Correlation Between Dow Jones and Motech Industries
Can any of the company-specific risk be diversified away by investing in both Dow Jones and Motech Industries at the same time? Although using a correlation coefficient on its own may not help to predict future stock returns, this module helps to understand the diversifiable risk of combining Dow Jones and Motech Industries into the same portfolio, which is an essential part of the fundamental portfolio management process.
By analyzing existing cross correlation between Dow Jones Industrial and Motech Industries Co, you can compare the effects of market volatilities on Dow Jones and Motech Industries and check how they will diversify away market risk if combined in the same portfolio for a given time horizon. You can also utilize pair trading strategies of matching a long position in Dow Jones with a short position of Motech Industries. Check out your portfolio center. Please also check ongoing floating volatility patterns of Dow Jones and Motech Industries.
Diversification Opportunities for Dow Jones and Motech Industries
-0.59 | Correlation Coefficient |
Excellent diversification
The 3 months correlation between Dow and Motech is -0.59. Overlapping area represents the amount of risk that can be diversified away by holding Dow Jones Industrial and Motech Industries Co in the same portfolio, assuming nothing else is changed. The correlation between historical prices or returns on Motech Industries and Dow Jones is a relative statistical measure of the degree to which these equity instruments tend to move together. The correlation coefficient measures the extent to which returns on Dow Jones Industrial are associated (or correlated) with Motech Industries. Values of the correlation coefficient range from -1 to +1, where. The correlation of zero (0) is possible when the price movement of Motech Industries has no effect on the direction of Dow Jones i.e., Dow Jones and Motech Industries go up and down completely randomly.
Pair Corralation between Dow Jones and Motech Industries
Assuming the 90 days trading horizon Dow Jones Industrial is expected to under-perform the Motech Industries. But the index apears to be less risky and, when comparing its historical volatility, Dow Jones Industrial is 2.51 times less risky than Motech Industries. The index trades about -0.04 of its potential returns per unit of risk. The Motech Industries Co is currently generating about 0.05 of returns per unit of risk over similar time horizon. If you would invest 2,095 in Motech Industries Co on December 29, 2024 and sell it today you would earn a total of 90.00 from holding Motech Industries Co or generate 4.3% return on investment over 90 days.

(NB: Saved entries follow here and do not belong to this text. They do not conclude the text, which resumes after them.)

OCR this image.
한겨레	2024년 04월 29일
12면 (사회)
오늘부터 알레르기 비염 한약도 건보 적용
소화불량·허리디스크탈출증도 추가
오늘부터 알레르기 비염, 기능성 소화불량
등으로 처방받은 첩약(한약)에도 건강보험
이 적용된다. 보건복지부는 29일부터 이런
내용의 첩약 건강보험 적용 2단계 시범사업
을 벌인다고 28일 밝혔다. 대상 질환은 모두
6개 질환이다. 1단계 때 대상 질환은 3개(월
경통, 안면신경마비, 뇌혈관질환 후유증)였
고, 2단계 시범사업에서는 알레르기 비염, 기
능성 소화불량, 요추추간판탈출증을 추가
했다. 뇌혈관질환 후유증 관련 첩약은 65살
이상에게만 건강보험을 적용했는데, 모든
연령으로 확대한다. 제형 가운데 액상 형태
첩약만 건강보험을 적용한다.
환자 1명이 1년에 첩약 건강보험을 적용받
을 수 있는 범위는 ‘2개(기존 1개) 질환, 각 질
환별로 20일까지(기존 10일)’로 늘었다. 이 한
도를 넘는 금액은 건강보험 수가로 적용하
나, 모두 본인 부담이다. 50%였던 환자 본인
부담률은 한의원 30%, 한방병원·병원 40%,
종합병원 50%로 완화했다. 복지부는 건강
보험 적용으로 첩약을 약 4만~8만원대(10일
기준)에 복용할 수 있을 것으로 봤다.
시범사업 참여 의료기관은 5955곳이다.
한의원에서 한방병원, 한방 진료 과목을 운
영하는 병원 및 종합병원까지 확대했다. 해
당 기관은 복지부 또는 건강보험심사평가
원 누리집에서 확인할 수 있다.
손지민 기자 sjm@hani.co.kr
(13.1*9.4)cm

Time Period | 3 Months [change] |
Direction | Moves Against |
Strength | Very Weak |
Accuracy | 91.8% |
Values | Daily Returns |
Dow Jones Industrial vs. Motech Industries Co
Performance |
Timeline |
Dow Jones and Motech Industries Volatility Contrast
Predicted Return Density |
Returns |
Dow Jones Industrial
Pair trading matchups for Dow Jones
Motech Industries Co
Pair trading matchups for Motech Industries
Pair Trading with Dow Jones and Motech Industries
The main advantage of trading using opposite Dow Jones and Motech Industries positions is that it hedges away some unsystematic risk. Because of two separate transactions, even if Dow Jones position performs unexpectedly, Motech Industries can make up some of the losses. Pair trading also minimizes risk from directional movements in the market. For example, if an entire industry or sector drops because of unexpected headlines, the short position in Motech Industries will offset losses from the drop in Motech Industries' long position.Dow Jones vs. Highway Holdings Limited | Dow Jones vs. Companhia Siderurgica Nacional | Dow Jones vs. POSCO Holdings | Dow Jones vs. Grupo Simec SAB |
Motech Industries vs. United Renewable Energy | Motech Industries vs. Sino American Silicon Products | Motech Industries vs. Wafer Works | Motech Industries vs. Gigasolar Materials |
Check out your portfolio center.Note that this page's information should be used as a complementary analysis to find the right mix of equity instruments to add to your existing portfolios or create a brand new portfolio. You can also try the Portfolio Volatility module to check portfolio volatility and analyze historical return density to properly model market risk.